I recommend visiting 23andYou and taking a look at the 3rd party tools.

A couple that I tried and liked:

• Promethease: runs your SNPs through SNPedia (Windows only; I run it in a VM)
• Interpretome: does all kinds of general, clinical and ancestry analysis but keeps your data on your machine

I would start with something like the analysis Complete Genomics provides. All your genome sequence data mapped to the reference sequence genome. The results would contain all the differences (SNV or indel) of your genome with the reference sequence.

• Annotate all those differences to genes/pathways
• be able to filter them for type of difference (nonsense or inter-genic or frameshift, etc)
• Copy Number Variation - to determine if your genome is missing some regions of the genome or has extra copies of some other genomic regions
• Structural variation - determine if there has been some shifting or relocation of your genomic material with respect to the 'normal' reference genome
• be able to link all these changes to known/published reports on phenotypic/medical effect of these changes
• have some kind of a visualizer (IGV from Broad is very useful) to gaze through the data, especially for the changes of interest
• as someone suggested, 3rd party tools of 23andme, or other resources with information for predisposition of a particular condition
• check with a genetic counsellor (not all predisposition is bad :)
• genome is just one aspect of you; to get a more complete picture, one needs transcriptome, methylome and microbiome (at the very least!)
• multiple resources are becoming available of variants seen in populations; so some of your variants may already be present in the 1000genomes project, dbSNP, 200 danish genomes from BGI, etc and are thus likely 'common' variations
• as someone suggested, make sure of the privacy of all this information; you never know!!

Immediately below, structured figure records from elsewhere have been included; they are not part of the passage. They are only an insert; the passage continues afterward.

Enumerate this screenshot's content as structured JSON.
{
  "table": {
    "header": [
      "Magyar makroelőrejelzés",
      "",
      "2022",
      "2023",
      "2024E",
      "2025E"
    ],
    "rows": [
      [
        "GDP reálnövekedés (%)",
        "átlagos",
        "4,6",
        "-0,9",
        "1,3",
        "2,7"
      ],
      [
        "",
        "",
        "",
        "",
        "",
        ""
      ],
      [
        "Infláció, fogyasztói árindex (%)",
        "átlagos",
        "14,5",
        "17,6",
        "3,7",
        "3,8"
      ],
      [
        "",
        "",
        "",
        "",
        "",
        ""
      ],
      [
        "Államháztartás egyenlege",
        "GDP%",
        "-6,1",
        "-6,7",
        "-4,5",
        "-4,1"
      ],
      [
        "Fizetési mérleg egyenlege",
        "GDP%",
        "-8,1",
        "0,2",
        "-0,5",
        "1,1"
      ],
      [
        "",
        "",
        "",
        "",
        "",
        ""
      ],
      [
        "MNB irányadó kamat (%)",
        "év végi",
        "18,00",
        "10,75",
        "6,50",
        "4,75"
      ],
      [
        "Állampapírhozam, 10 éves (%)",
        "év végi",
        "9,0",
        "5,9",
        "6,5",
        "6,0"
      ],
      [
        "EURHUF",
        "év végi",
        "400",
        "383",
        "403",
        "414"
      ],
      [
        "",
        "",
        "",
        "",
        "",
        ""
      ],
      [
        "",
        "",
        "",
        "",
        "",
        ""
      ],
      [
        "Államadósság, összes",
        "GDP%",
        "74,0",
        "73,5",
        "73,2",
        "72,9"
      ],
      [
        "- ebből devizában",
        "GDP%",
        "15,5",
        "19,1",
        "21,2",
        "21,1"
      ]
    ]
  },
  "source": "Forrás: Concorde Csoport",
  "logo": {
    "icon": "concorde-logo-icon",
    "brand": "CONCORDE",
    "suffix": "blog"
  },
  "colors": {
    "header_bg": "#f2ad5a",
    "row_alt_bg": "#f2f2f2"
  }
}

Whatever you do with it should be up to you to decide, use it for your personalized medicine if you wish. So my sole recommendation is: Keep the data private and well protected and encrypted! Decide in an informed way, whom you grant access to them.

If such data (one day) allow for serious diagnoses I wouldn't want my insurance, my current employer, new potential employers, my bank, etc. to be able to draw conclusions that might not be based on solid grounds at the moment. Data privacy is the most important concern, imho, as you cannot call the data back.